Cottonmouth. Rattlesnake. Copperhead.
And in a rural whirling dervish, handlers drape those serpents over their necks and around their wrists like jewelry, as the church band plays. Handlers speak in tongues as, inches away, serpents flicker theirs in this beautiful, frightening, trance-like display of religious faith: when God is with us, even serpents can't harm us.
"There is a cultural bias in the Western world that a religious ritual cannot entail risk. But when you think of early Christians, they were martyrs for their faith. It was a risk for them to gather together," said Dr. Ralph Hood, who teaches courses in psychology and religion at the University of Tennessee at Chattanooga.
Monday night, Hood will speak to the Chattanooga Area Historical Association. Arguably the world's leading expert on serpent handling, Hood has visited hundreds of churches, documented more than 200 hours of footage for UTC's archives, and, to use academic language, is one cool dude.
Picture the best teacher you've ever had, then double it. That's Hood.
"It's not a bizarre kind of thing," he said of serpent handling. "It's actually one of the unique forms of American religious expression."
At the end of the Gospel of Mark, the resurrected Christ appears to his friends, instructing them on the certain signs by which they can recognize fellow believers. They'll be able to cast out devils, Christ says. Speak in tongues. Drink deadly poison.
"They shall take up serpents," the verse reads.
This is not symbolism or metaphoric, hyperbolic language; the verse reads like a grocery list. If you believe in Christ, then do this. Do that. Handlers are simply being obedient to Biblical instruction.
Even if it's against the law. Even if it kills them.
As one West Virginia matriarch told Hood: "The only difference between your religion and mine is that when I go to church, I don't know if I'm going to come out alive."
Through Hood's archives, I've seen footage of handlers removing their shoes as a serpent is stretched out on the floor before them. Believers walk like a tightrope across the serpent, making manifest the verse from Luke: I give unto you power to tread on serpents.
We may cringe at this, but we are also intrigued by it. Serpent handling is an antidote to religious hypocrisy; its power comes from its sincerity. The litmus test of religious faith is found in the question: do you believe enough to put your neck on the line? The serpent handling church says, resounding, yes.
And there is no reason it should remain illegal in Tennessee.
"A legal avenue exists to have the Tennessee Supreme Court revisit the issue," said local attorney Chris Jones.
Jones recently defended Kentucky pastor Jamie Coots, who was stopped near Knoxville while officers seized three rattlesnakes and two copperheads -- each securely locked in boxes -- from his backseat. Coots, currently starring in the National Geographic series "Snake Salvation," could have challenged the confiscation as a violation of the commerce clause (Coots legally bought the snakes in Alabama and was driving through Tennessee to Kentucky), but did not.

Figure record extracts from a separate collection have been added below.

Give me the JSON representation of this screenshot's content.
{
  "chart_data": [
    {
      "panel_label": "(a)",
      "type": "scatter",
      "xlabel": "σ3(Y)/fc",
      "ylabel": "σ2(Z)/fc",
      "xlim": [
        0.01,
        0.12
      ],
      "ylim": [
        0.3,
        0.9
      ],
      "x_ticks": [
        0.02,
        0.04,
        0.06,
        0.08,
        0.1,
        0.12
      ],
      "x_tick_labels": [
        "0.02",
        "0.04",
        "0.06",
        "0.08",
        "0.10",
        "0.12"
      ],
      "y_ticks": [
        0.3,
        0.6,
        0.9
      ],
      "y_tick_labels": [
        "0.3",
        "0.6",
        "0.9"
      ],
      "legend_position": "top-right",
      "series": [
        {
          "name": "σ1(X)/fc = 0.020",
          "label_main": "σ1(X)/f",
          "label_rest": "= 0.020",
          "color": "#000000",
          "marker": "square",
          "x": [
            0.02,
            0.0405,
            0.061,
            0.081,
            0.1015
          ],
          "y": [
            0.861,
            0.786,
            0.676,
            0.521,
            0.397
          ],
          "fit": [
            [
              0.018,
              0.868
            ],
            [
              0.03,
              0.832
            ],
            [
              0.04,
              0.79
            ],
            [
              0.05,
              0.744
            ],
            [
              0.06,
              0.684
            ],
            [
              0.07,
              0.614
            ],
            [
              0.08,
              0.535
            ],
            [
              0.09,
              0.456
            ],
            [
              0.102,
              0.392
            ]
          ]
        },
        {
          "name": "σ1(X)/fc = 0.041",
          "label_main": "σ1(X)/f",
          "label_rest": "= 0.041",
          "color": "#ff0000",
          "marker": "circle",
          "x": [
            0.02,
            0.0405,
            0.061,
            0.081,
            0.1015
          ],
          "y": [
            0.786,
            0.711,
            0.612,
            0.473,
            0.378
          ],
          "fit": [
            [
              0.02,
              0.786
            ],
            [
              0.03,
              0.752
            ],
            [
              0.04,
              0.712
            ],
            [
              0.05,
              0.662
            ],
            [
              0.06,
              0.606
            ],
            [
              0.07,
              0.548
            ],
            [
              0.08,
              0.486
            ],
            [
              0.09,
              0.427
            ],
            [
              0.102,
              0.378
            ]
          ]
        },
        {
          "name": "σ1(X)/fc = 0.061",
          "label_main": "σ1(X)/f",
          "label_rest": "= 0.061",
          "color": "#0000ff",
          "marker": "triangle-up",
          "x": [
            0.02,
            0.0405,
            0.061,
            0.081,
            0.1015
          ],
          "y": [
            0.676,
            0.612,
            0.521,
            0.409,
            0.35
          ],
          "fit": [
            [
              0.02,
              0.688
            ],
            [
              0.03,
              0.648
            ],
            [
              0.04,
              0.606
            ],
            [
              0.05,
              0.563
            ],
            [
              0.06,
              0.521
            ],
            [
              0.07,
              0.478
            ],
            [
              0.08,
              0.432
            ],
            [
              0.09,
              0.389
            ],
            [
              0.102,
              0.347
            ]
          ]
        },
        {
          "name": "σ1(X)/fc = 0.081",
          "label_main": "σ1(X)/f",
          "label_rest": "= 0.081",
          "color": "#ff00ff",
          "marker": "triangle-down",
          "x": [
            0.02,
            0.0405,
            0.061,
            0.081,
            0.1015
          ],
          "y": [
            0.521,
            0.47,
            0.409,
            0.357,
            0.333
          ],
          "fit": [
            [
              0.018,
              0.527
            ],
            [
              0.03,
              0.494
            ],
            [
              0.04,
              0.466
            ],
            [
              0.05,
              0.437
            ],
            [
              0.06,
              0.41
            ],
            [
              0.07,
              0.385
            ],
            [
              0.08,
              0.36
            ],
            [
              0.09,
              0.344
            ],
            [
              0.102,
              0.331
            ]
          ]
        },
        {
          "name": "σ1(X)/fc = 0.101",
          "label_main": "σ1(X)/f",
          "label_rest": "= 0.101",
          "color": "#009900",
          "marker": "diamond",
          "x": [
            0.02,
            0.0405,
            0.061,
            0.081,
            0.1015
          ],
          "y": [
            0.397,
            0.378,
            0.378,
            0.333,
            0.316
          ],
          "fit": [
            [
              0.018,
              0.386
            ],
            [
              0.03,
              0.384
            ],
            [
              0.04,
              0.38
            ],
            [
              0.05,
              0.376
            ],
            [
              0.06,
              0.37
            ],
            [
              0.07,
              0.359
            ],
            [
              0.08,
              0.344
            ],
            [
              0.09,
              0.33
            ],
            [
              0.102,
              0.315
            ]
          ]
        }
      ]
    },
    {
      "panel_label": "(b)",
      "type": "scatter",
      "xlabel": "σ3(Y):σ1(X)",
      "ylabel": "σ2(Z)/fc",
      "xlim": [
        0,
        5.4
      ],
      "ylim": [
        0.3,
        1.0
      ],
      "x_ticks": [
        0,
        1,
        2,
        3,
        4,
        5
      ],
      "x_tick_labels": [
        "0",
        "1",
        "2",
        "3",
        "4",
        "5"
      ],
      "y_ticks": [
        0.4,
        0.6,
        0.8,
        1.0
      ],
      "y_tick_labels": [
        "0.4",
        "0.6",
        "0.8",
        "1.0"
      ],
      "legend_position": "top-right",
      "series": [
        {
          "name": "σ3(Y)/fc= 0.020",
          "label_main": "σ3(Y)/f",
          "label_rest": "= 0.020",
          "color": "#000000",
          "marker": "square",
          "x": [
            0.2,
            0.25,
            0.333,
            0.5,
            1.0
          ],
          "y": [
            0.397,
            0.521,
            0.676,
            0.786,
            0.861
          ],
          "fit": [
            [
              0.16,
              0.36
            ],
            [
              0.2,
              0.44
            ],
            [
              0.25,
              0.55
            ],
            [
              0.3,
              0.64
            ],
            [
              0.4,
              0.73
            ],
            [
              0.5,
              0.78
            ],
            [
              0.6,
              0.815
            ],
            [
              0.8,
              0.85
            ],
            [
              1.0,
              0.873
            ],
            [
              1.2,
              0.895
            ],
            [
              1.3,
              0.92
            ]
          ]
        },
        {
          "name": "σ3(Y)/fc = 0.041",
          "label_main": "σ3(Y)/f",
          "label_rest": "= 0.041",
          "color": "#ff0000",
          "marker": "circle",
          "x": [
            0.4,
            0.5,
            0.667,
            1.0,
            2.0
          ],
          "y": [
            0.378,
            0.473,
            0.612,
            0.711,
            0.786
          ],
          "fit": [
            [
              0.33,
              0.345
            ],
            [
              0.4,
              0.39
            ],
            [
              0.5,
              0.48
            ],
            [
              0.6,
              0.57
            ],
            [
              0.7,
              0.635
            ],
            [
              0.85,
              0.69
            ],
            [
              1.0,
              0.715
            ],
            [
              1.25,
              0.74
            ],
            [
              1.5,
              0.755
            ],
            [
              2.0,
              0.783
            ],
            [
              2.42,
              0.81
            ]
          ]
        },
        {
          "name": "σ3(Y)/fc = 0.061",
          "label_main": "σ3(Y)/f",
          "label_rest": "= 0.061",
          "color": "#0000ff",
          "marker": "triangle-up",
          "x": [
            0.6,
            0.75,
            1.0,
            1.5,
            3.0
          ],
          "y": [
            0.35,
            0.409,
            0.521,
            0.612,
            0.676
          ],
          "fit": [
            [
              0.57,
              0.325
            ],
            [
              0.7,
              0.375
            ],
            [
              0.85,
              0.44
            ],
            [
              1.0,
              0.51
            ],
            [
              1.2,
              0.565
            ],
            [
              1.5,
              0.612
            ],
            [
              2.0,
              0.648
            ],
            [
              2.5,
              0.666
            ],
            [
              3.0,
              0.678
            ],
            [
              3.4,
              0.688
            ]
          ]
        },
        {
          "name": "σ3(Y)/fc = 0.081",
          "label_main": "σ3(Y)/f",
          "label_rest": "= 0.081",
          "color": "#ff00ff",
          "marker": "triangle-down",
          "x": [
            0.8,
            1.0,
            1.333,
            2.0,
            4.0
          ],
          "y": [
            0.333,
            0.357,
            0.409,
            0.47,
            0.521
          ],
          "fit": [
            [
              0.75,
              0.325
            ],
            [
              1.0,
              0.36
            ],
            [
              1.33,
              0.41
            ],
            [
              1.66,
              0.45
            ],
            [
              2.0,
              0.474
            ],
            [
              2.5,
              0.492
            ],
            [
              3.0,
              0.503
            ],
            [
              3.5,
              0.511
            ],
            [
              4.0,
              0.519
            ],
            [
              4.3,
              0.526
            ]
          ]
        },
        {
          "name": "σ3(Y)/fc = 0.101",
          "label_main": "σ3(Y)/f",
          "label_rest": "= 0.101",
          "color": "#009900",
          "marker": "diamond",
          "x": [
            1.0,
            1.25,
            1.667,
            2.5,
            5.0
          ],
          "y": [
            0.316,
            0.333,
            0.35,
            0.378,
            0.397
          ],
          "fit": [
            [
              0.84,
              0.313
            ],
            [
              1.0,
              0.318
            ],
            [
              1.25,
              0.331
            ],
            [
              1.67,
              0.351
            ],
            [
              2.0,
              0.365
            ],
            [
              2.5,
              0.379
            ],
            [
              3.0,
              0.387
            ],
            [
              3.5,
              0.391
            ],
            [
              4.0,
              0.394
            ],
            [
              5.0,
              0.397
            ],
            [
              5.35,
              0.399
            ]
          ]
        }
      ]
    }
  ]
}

"But what I have found so far, is that serpent preachers remain reluctant to challenge any law, in fear of being frustrated by the authorities in the interim," Jones said.
Contemporary serpent handling spread through the early 20th century South, thanks to George Went Hensley, whom Hood in his book "Them That Believe" calls "the St. Paul of serpent handling." Hensley, a Pentecostal, was praying in the woods near White Oak Mountain, when he saw a rattlesnake on the forest floor.
He picked it up, and handled it. Emerging off the mountain, Hensley, who would later live in Chattanooga, began his evangelical career of using serpents as a path to salvation.
Today, handling continues in every Appalachian state, said Hood, who cautions against stereotyping handlers.
"While some don't have college educations, others do. While some are driving coal trucks and working in coal mines, others are managers at Wal-Mart and registered nurses," he said. "The notion in some sense they are less intelligent is not true."
For handlers, the greatest risk of all is not the serpent before them.
"It's to lose their soul," said Hood. "You're asking them to give up the most important thing, which is their salvation."